I don't ever rejoice when working people lose jobs. Even government workers. There but for the grace of God go I
Why doesn't the governor just ask bush to annex NO as Washington DC south
I'm all for a real discussion to bring your NO back to life. Here's some starters. The city needs to immmediately vitalize three sectors, tourism, the oil industry and shipping. All this social BS will do nothing. NO must become a powerful economic engine and fast. Only proactive, efficient, honest, aggressive business folks can make that happen. The politicians, Republican, Democrat and Black leaders are absolutely useless. Once the economic engine starts, the folks and the jobs will materialize. The city must demographically change. It cannot function effectively as poverty central, which NO Black leadership in concert with the Democrat Party have put in place. The keep 'em chained in the welfare state mantra is not healthy for the folks and the city. Some of these poor folks that have migrated into Texas and other states can't read or write, except at very basic levels. And... they cannot communicate effectively or become effective in the general work force. My point is: A whole "new' approach is necessary, and it will be quite an undertaking. So, when these Louisiana folks lament at my ranting, rest assured, I only do it to bring forward the very difficult task at hand for the citizens of Louisiana and New Orleans. Objectively, Mary Landrieu, Kathleen Blanco, Mayor Nagin, William Jefferson ain't gonna cut the mustard, no way!!!
People who aren't here simply cannot comprehend what is going on. My daughter just visited and she had heard me talking, when I could, about it. She was stunned. Every place we went, people told her their stories.
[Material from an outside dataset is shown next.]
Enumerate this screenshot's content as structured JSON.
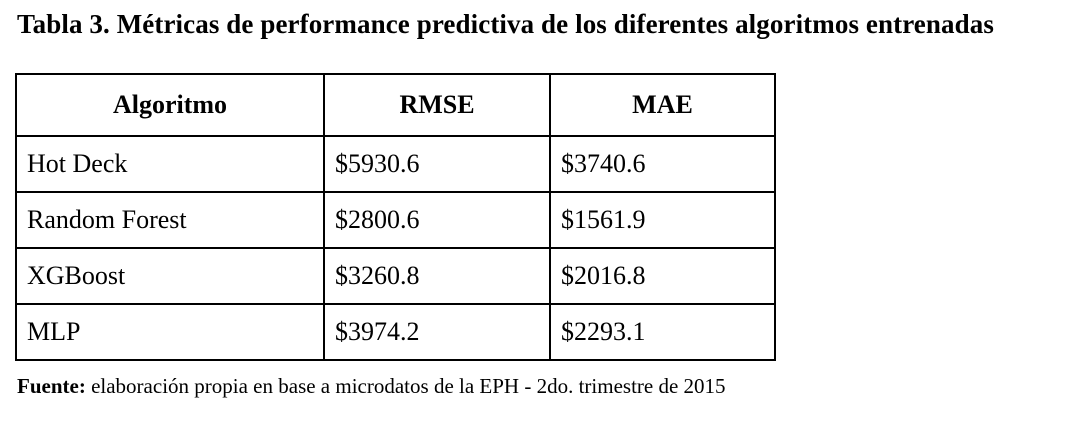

We went to a story hour at the bookstore for her Baby and the lady sitting next to her had lost everything and was staying with relatives here. She cried telling my daughter her story. We went to get our hair cut and the hairdresser told her all about her sister and brother in law and their losses.
We are drowning in sadness, loss and dislocation here. There is more loss than I can absorb. Yesterday my secretary went down to her sisters house in No, it was molded, the roof had collapsed and it was all in ruins. They were there all day and they got back with two rosaries, both had belonged to their grandmothers. She cried telling me about it but said she was so happy, that was all they wanted to get.
My hurricane refuges who stayed here for a month lost everything, wedding albums, furniture, a lifetime of scrimping to get furniture, keepsakes. Their kids are in a new school, they don't even know where their friends are. And entire family just stunned. The husband's business is in ruins, he cannot find his clients, the wife's job gone.
I hear this everyday,,it is beyond horrible.
So I have little patience for the hubris, the hatefulness, the lack of any heart of some people.